Moral Hazard and Fiscal Gambling : An Analysis of Radical Tax Aggressiveness as a Survival Strategy in Multinational Corporations Facing Terminal Distress
DOI:
https://doi.org/10.65128/uang.v1i2.191Keywords:
Fiscal Gambling, Moral Hazard, Multinational Corporations, OECD Pillar Two, Tax Aggressiveness, Terminal DistressAbstract
During the period of global economic turmoil from 2020 to 2025, tax avoidance fundamentally transformed from a routine cost-efficiency effort into a vital element for corporate survival.
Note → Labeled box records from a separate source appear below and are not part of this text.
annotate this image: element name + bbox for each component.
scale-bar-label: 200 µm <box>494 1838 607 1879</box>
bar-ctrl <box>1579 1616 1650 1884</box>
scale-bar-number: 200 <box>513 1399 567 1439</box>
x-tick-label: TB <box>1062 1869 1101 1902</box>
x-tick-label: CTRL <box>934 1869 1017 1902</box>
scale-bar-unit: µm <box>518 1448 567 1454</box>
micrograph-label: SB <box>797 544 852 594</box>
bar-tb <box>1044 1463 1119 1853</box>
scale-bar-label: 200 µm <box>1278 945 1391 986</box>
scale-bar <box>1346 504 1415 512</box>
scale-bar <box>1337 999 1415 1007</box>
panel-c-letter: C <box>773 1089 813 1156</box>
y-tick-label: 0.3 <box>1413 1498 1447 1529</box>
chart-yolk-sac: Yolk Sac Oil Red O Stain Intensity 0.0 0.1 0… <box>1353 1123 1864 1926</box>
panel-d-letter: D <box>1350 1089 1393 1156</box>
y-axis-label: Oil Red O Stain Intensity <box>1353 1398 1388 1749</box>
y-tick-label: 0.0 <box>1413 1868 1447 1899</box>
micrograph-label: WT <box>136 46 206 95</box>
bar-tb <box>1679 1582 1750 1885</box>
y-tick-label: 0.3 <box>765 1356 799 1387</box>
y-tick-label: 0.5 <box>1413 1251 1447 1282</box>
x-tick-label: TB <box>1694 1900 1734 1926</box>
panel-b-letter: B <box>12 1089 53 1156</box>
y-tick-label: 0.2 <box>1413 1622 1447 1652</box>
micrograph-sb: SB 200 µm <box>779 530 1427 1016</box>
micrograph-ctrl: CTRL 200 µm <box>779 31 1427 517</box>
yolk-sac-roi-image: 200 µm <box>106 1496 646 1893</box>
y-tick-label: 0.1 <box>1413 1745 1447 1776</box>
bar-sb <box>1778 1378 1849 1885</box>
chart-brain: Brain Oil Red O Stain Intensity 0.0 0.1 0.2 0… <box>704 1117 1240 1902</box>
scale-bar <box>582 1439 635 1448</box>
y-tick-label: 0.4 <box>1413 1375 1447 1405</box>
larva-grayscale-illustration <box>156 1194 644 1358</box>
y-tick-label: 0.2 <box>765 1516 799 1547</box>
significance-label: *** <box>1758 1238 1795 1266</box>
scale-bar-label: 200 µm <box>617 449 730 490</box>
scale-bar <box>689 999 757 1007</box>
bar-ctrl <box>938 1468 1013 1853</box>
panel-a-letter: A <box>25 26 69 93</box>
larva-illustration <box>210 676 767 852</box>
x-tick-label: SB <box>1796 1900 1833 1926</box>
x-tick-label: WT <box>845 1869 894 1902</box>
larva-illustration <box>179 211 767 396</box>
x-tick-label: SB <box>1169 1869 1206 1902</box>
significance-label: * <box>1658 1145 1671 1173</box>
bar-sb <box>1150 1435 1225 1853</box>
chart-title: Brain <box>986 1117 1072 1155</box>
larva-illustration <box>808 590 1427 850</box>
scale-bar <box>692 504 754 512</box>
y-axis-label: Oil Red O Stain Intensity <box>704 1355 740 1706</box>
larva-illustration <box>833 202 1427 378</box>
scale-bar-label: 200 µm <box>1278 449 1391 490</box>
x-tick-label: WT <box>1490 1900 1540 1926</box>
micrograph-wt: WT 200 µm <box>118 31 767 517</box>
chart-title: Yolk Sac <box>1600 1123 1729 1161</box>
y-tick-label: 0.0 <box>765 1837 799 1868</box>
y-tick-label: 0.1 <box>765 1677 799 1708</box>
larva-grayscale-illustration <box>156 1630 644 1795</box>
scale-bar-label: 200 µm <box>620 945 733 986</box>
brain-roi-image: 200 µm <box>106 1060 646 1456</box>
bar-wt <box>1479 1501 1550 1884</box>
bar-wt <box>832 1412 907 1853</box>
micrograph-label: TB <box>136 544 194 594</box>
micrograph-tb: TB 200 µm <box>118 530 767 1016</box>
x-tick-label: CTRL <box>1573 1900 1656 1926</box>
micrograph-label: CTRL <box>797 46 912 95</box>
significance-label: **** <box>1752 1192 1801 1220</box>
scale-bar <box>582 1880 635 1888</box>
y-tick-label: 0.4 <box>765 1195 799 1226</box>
For multinational corporations (MNCs) facing terminal distress, tax management often shifts toward fiscal gambling, where extreme tax aggressiveness is utilized to instantly secure internal liquidity and meet urgent short-term obligations. This research aims to analyze the shift in corporate tax strategies in response to debt market tightening and to identify the trade-off between instant cash savings and the inflated cost of capital resulting from information opacity. Employing a descriptive-analytical qualitative approach, the study positions financial metrics specifically ETR, CETR, BTD, and DTAX as signals of strategic managerial behavior reflecting the tension between fiscal obligations and survival. The results reveal that in emergency situations, supervisory boards may consciously endorse radical tax strategies as part of a restructuring plan to save the company from insolvency, reflecting a manifestation of moral hazard where short-term survival is prioritized over sustainable compliance. However, the study concludes that global regulatory frameworks, such as the OECD’s Pillar Two global minimum tax and digital fiscal monitoring, are increasingly constricting the latitude for such aggressive maneuvers. Ultimately, while these desperate maneuvers attempt to forestall insolvency, they often create a "vicious cycle" of heightened legal exposure and the erosion of market confidence, making transparent compliance an existential necessity for MNCs aiming to endure from 2025 onward.